I expect many people reading this will know only too well the initial devastation on being told you’ve got advanced breast cancer. I certainly wouldn’t care to relive those dark days of early 2012, when I learned firstly that I had cancer and then, two weeks later, that it had also been detected in my lungs and so I had advanced breast cancer. Advanced cancer is also known as metastatic or secondary breast cancer but no matter what you call it the cancer is incurable and will, eventually, see me off (falling anvils or rampaging elephants excepted of course).
The anxiety following diagnosis was incapacitating. I sat around the house all day in an increasingly grubby dressing gown watching re-runs of ‘Homes under the Hammer’ and ‘Bargain Hunt’ (yes, things really were that bad). My hands were so sweaty with fear that I spent weeks unable to stroke my much loved (but delinquent) three-legged cat, Cyril, without sticking to him and ending up with palms so furry that I looked like a particularly miserable were-woman.

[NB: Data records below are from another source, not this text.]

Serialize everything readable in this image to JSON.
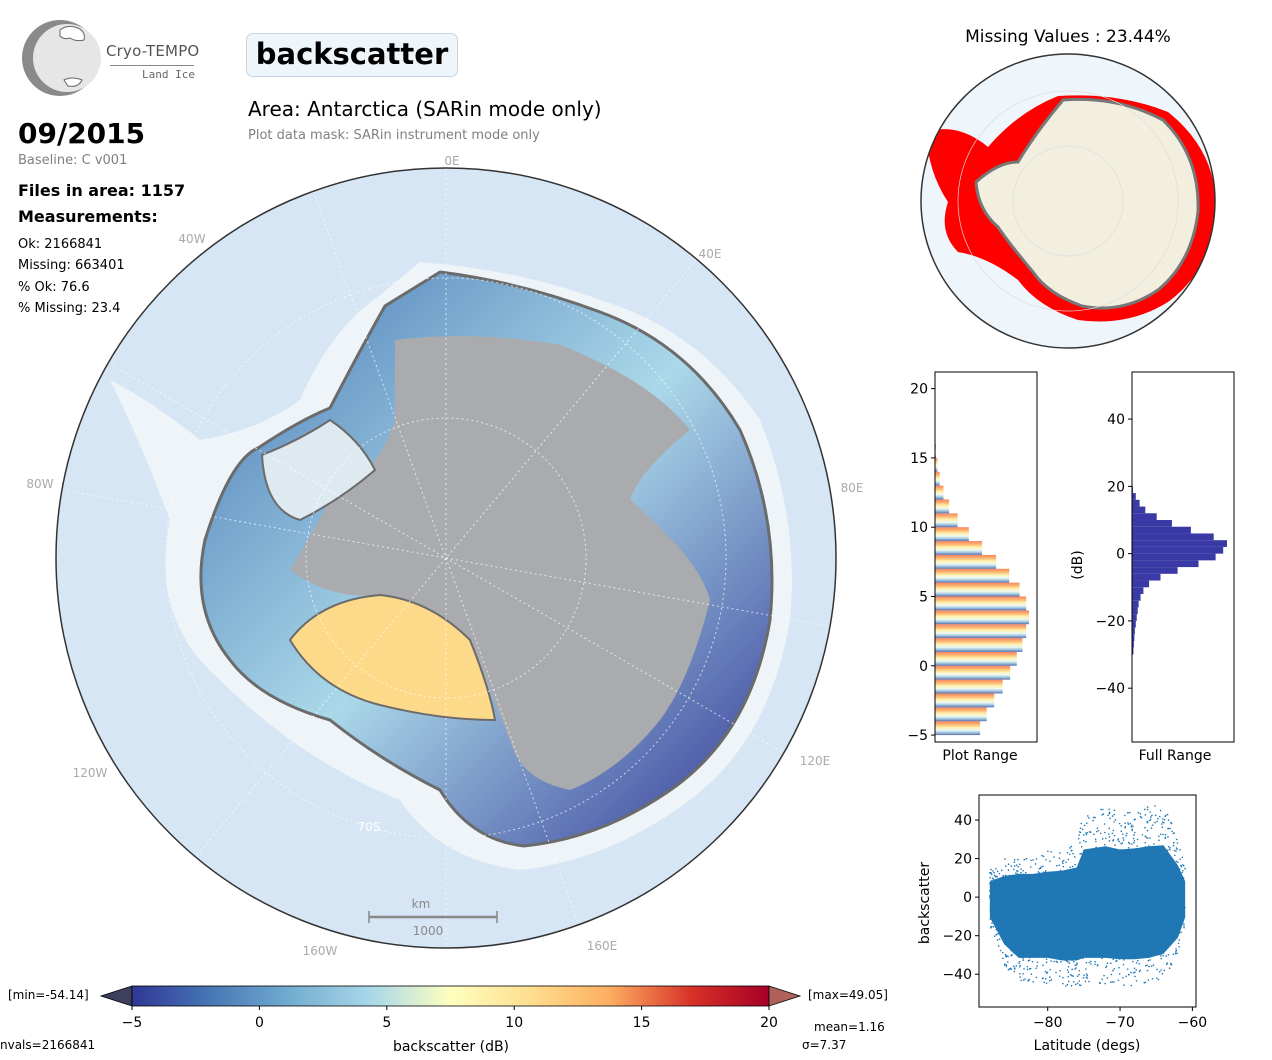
{
  "header": {
    "logo_name": "Cryo-TEMPO",
    "logo_sub": "Land Ice",
    "variable": "backscatter",
    "area_title": "Area: Antarctica (SARin mode only)",
    "mask_note": "Plot data mask: SARin instrument mode only"
  },
  "info": {
    "date": "09/2015",
    "baseline": "Baseline: C v001",
    "files": "Files in area: 1157",
    "measurements_heading": "Measurements:",
    "stats": [
      "Ok: 2166841",
      "Missing: 663401",
      "% Ok: 76.6",
      "% Missing: 23.4"
    ]
  },
  "main_map": {
    "lon_labels": [
      "0E",
      "40E",
      "80E",
      "120E",
      "160E",
      "160W",
      "120W",
      "80W",
      "40W"
    ],
    "lat_label": "70S",
    "scale_unit": "km",
    "scale_value": "1000",
    "colors": {
      "ocean": "#d6e6f4",
      "land_grey": "#a9abae",
      "ice_shelf": "#eef4f8"
    }
  },
  "missing_map": {
    "title": "Missing Values : 23.44%",
    "colors": {
      "ocean": "#eef5fb",
      "land": "#f2efdf",
      "missing": "#ff0000",
      "coast": "#777777"
    }
  },
  "colorbar": {
    "label": "backscatter (dB)",
    "ticks": [
      "-5",
      "0",
      "5",
      "10",
      "15",
      "20"
    ],
    "min_label": "[min=-54.14]",
    "max_label": "[max=49.05]",
    "mean_label": "mean=1.16",
    "sigma_label": "σ=7.37",
    "nvals_label": "nvals=2166841",
    "colors": {
      "low": "#313695",
      "mid": "#ffffbf",
      "high": "#a50026"
    }
  },
  "chart_data": [
    {
      "type": "bar",
      "name": "plot-range-histogram",
      "xlabel": "Plot Range",
      "ylim": [
        -5.5,
        21.2
      ],
      "y_ticks": [
        -5,
        0,
        5,
        10,
        15,
        20
      ],
      "bins": [
        -5,
        -4,
        -3,
        -2,
        -1,
        0,
        1,
        2,
        3,
        4,
        5,
        6,
        7,
        8,
        9,
        10,
        11,
        12,
        13,
        14,
        15,
        16
      ],
      "relative_counts": [
        0.48,
        0.55,
        0.63,
        0.72,
        0.8,
        0.87,
        0.93,
        0.97,
        1.0,
        0.97,
        0.9,
        0.79,
        0.65,
        0.5,
        0.36,
        0.24,
        0.15,
        0.09,
        0.05,
        0.025,
        0.01,
        0.002
      ]
    },
    {
      "type": "bar",
      "name": "full-range-histogram",
      "xlabel": "Full Range",
      "ylabel": "(dB)",
      "ylim": [
        -56,
        54
      ],
      "y_ticks": [
        -40,
        -20,
        0,
        20,
        40
      ],
      "bins": [
        -30,
        -28,
        -26,
        -24,
        -22,
        -20,
        -18,
        -16,
        -14,
        -12,
        -10,
        -8,
        -6,
        -4,
        -2,
        0,
        2,
        4,
        6,
        8,
        10,
        12,
        14,
        16,
        18
      ],
      "relative_counts": [
        0.015,
        0.02,
        0.025,
        0.03,
        0.04,
        0.05,
        0.06,
        0.07,
        0.09,
        0.12,
        0.18,
        0.3,
        0.48,
        0.7,
        0.88,
        0.96,
        1.0,
        0.86,
        0.62,
        0.42,
        0.26,
        0.14,
        0.08,
        0.04,
        0.01
      ],
      "color": "#3a3aa6"
    },
    {
      "type": "scatter",
      "name": "backscatter-vs-latitude",
      "xlabel": "Latitude (degs)",
      "ylabel": "backscatter",
      "xlim": [
        -89.5,
        -59.5
      ],
      "ylim": [
        -57,
        53
      ],
      "x_ticks": [
        -80,
        -70,
        -60
      ],
      "y_ticks": [
        -40,
        -20,
        0,
        20,
        40
      ],
      "color": "#1f77b4",
      "envelope": [
        {
          "lat": -88,
          "min": -15,
          "max": 15
        },
        {
          "lat": -86,
          "min": -35,
          "max": 20
        },
        {
          "lat": -84,
          "min": -45,
          "max": 22
        },
        {
          "lat": -82,
          "min": -45,
          "max": 22
        },
        {
          "lat": -80,
          "min": -45,
          "max": 24
        },
        {
          "lat": -78,
          "min": -47,
          "max": 25
        },
        {
          "lat": -76,
          "min": -47,
          "max": 28
        },
        {
          "lat": -75,
          "min": -45,
          "max": 45
        },
        {
          "lat": -72,
          "min": -45,
          "max": 48
        },
        {
          "lat": -70,
          "min": -46,
          "max": 45
        },
        {
          "lat": -68,
          "min": -46,
          "max": 46
        },
        {
          "lat": -66,
          "min": -45,
          "max": 48
        },
        {
          "lat": -64,
          "min": -42,
          "max": 49
        },
        {
          "lat": -62,
          "min": -30,
          "max": 30
        },
        {
          "lat": -61,
          "min": -15,
          "max": 15
        }
      ]
    }
  ]
}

The fear induced sweatiness afflicted my feet too and more than one pair of slippers ended up in the bin sealed in a double-skinned hazardous waste bag (apologies to anyone suffering post-chemo nausea).
My experience of advanced breast cancer has been one of ups and downs but, so far, the worst part has been that initial soul-sucking terror. If anyone out there is going through this at the moment I’d say take heart it does get better. Back in early 2012 I turned to an online forum and I don’t think I could have gone anywhere better. Support, good advice and humour from people who are going through the whole cancer palaver themselves cannot be underestimated. They assured me that I’d feel better once I had a treatment plan and urged me to seek further help to deal with the anxiety. ‘Yeah, yeah, yeah’ I thought ungraciously. But they were, of course, completely right.
Over the course of eight weeks or so I got my treatment plan and started chemotherapy. I talked to a sympathetic GP and started taking an antidepressant which I believe has been massively helpful. Gradually, and with the huge bonus of supportive friends and family, the fog of fear started lifting.
Don’t get me wrong, I’m not saying I’ve got it all sorted and that I leap out of bed each morning with a spring in my step and a song in my heart. But I do have days now when I can enjoy those everyday things inventing new terms of abuse for my husband and sneering at the ‘Homes under the hammer’ presenter’s 1980s hair style.
Now, three and half years on from diagnosis, I’ve been through quite a few treatments. Most chemotherapies and/or hormonal treatments will stop working for individuals at some point – but that could be weeks, months or even years down the line and then there are other chemos and treatments to try. Of course, eventually I’ll run out of options and the cancer will come out on top. When that happens is anyone’s guess. I haven’t asked for a prognosis as I don’t think being stamped with an expiry date would be helpful.
So while I never forget the bottom line of an advanced breast cancer diagnosis, the old clichés about living in the here and now (rather than dwelling incessantly on the imagined future) and making the most of what you’ve got have turned out, for me, to be true. To be honest this is a little bit annoying as, in general, I’ve taken pride in not being one of those irritating Pollyanna-my-glass-is-half-full type of people. However, realising that even a grotty diagnosis doesn’t mean sitting around sweating in a stained and revolting dressing gown for the rest of my life has been a huge relief.
I haven’t come across a single person with advanced breast cancer who hasn’t said that the initial days after diagnosis are some of the worst they’ve experienced but that their frame of mind improves after there has been time to absorb the shock. So do hang on in there if you’ve just been given the earth shattering news – life does get better.